A invasão de terras, contudo, é inaceitável. O caminho correto para evitar a manutenção de terras improdutivas são pesadas sanções econômicas, objetivas e compatíveis com o Estado de Direito. Os instrumentos fiscais são legítimos e viáveis, mas nunca foram devidamente usados. O Imposto Territorial Rural, vindo da Constituição de 1891, foi transferido, em 1964, à esfera federal, à primeira vista para promover a reforma agrária.
Na prática, entretanto, a reforma foi engavetada. A carga tributária por imóvel correspondeu em média nos últimos anos a 25% de um salário mínimo por ano. Ou seja, o sistema tributário consagrou o incentivo fiscal ao uso da terra como reserva de valor. Os níveis de arrecadação do ITR são hoje de insignificantes 0,02% do PIB, contra 0,2% arrecadados com o IPTU.
Evidentemente o mal está na falta de vontade política de usar os tributos para evitar a especulação com terras.
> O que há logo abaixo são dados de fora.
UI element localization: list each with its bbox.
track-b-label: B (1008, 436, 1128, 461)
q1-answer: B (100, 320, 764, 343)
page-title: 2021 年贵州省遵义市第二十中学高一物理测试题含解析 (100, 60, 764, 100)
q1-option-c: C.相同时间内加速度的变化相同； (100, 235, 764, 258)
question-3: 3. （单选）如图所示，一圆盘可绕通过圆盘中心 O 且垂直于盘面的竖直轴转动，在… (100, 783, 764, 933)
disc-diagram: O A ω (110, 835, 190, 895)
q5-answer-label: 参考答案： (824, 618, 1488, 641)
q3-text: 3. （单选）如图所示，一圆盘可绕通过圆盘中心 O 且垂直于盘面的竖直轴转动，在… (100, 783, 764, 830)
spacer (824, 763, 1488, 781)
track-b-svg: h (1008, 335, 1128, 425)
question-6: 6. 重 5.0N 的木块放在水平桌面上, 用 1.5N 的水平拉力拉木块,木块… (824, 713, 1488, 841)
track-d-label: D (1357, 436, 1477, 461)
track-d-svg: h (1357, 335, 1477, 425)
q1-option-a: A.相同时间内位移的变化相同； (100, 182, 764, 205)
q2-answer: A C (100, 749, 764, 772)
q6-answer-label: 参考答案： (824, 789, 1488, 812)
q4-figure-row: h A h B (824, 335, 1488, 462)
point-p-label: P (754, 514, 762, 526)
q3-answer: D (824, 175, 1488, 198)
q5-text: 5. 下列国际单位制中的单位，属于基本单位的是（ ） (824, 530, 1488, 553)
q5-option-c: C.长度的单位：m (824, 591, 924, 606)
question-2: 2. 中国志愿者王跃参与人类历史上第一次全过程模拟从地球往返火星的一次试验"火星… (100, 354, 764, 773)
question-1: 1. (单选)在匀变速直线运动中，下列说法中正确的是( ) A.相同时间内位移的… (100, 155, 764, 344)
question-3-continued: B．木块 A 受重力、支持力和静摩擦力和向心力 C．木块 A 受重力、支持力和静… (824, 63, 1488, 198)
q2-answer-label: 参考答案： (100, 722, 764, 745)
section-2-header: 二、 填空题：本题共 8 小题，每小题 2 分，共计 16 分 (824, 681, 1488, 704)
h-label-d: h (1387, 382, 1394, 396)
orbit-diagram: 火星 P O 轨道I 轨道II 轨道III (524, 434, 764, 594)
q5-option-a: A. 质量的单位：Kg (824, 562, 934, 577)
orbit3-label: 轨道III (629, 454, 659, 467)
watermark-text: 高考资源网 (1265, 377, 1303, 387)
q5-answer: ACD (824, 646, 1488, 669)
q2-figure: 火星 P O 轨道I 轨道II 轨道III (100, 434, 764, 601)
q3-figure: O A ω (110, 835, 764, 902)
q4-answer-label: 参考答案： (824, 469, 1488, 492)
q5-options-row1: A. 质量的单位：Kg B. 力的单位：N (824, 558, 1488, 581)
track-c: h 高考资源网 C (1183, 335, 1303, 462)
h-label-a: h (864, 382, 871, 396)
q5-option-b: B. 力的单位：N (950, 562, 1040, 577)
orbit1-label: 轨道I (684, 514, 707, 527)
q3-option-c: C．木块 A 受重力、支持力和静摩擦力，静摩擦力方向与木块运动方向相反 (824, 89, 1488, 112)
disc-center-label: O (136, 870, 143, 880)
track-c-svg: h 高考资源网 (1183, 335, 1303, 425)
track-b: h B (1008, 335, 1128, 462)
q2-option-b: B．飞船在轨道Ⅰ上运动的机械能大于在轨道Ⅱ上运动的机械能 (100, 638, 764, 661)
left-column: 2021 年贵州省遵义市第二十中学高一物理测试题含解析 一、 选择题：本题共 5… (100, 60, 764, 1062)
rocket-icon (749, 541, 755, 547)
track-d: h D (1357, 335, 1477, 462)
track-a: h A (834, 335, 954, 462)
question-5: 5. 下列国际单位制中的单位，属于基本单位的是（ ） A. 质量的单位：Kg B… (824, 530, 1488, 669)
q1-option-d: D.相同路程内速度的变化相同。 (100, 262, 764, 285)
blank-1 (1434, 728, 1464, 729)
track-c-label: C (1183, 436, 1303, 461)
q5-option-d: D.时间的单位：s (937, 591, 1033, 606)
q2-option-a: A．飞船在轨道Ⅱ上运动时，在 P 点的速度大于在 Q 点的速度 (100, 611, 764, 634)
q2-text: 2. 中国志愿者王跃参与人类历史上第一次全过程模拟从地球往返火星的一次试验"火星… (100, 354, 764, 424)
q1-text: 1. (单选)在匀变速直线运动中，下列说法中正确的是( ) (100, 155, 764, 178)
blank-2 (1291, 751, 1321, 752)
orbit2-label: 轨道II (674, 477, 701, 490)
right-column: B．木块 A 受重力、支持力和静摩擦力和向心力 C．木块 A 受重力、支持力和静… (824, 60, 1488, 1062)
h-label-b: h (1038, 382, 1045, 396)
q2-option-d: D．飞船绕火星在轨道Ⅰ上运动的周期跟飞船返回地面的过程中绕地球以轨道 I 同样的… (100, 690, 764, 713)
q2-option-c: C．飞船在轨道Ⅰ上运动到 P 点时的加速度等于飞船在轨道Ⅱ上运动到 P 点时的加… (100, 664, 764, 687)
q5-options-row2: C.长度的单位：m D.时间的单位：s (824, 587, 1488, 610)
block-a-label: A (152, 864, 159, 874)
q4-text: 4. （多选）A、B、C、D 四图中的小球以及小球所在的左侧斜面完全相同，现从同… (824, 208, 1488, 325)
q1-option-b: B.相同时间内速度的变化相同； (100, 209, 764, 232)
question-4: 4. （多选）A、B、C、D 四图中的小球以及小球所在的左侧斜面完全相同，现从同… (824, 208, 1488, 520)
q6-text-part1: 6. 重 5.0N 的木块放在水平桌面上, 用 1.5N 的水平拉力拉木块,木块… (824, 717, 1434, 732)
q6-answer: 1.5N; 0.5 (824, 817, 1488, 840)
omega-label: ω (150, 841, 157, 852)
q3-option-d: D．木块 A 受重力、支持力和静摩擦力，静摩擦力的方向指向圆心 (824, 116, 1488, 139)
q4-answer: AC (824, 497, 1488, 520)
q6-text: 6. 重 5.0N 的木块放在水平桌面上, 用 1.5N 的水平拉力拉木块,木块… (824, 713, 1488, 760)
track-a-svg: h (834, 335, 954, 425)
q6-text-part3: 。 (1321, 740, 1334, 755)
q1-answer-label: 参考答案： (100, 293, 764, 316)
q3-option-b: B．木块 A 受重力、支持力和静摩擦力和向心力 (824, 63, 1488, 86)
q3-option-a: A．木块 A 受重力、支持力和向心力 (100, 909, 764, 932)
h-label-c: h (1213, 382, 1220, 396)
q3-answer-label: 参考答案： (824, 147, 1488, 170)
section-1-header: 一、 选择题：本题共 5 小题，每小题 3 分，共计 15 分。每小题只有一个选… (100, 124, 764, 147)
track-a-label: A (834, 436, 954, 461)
É preciso diferenciar a reforma agrária necessária da violência contra o direito de propriedade, baseada em atos de fé ou, como quer Gilmar Mauro, na hipótese de que "demonstrações de força" em ano eleitoral venham a surtir mais efeito. O único efeito da violência é convocar, sempre em sentido contrário, ainda mais violência.